As I reflect on my view of the Constructivism Theory, I thought about what it meant to me. Learning is supposed to be hands on, exploratory, and foster creativity. It's more about the journey of the learning process than it is about the destination. Did you problem solve? Did you collaborate and communicate well? Did you take a leap and try something new? What did you do when you came to a problem or got stuck? I immediately made the correlation to a road trip. Here are my thoughts:
Journey, Not the Destination
A road trip is usually planned because you want the experience. Would it be easier to book a flight and not think about all the logistics of traveling by car? Sure. Is it as satisfying when you get there? No way! On a road trip, some choose the take the interstate and get there as fast as possible. I relate these travelers to students who already have quite a bit of background knowledge on the topic. Some road trippers choose to take the scenic routes and go off the beaten path.
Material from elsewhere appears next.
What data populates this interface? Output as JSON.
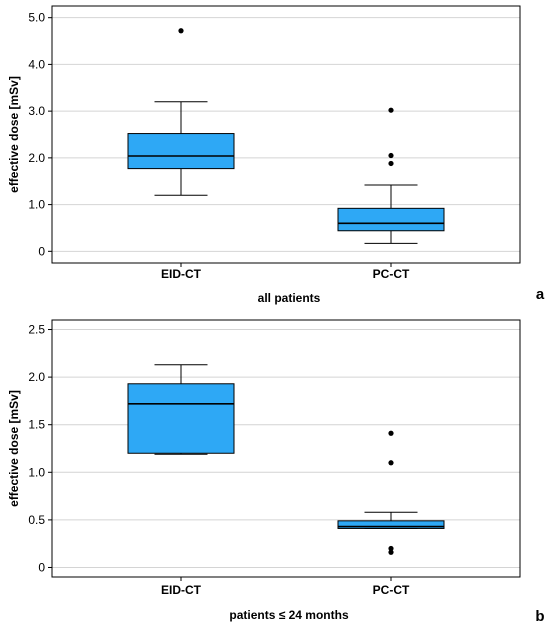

It takes them longer to reach their destination, but the memories of the trip are far more meaningful than if they would've rushed past the scenic routes by interstate. These learners take longer to understand the concept being taught. They have to go down one road, then another, then another, before it "clicks".
Bumps in the Road
Flat tire? Fender bender? Out of gas? Got lost? We all have those hiccups in learning. Do we give up and feel helpless? When students hit these "bumps" in their learning, they have to be able to problem solve. They have to be able to effectively communicate and know what to do when they're stuck. Different situations call for different things. If you get a flat tire in the middle of nowhere, you might result to YouTube to teach you how to change it, or flag someone down to help. In learning, you might get stuck and need to result to resources (books, online sources, videos) or contact an expert (friend in class, teacher, online). When students problem solve themselves without someone telling them the answer, they've learned powerful lifelong skills that benefit them long term.
When you pull off the side of a road to stop and take in the view, it can be very memorable and leave you in awe. In our learning we need to be intentional about taking time to pause to reflect on how far we've come as learners.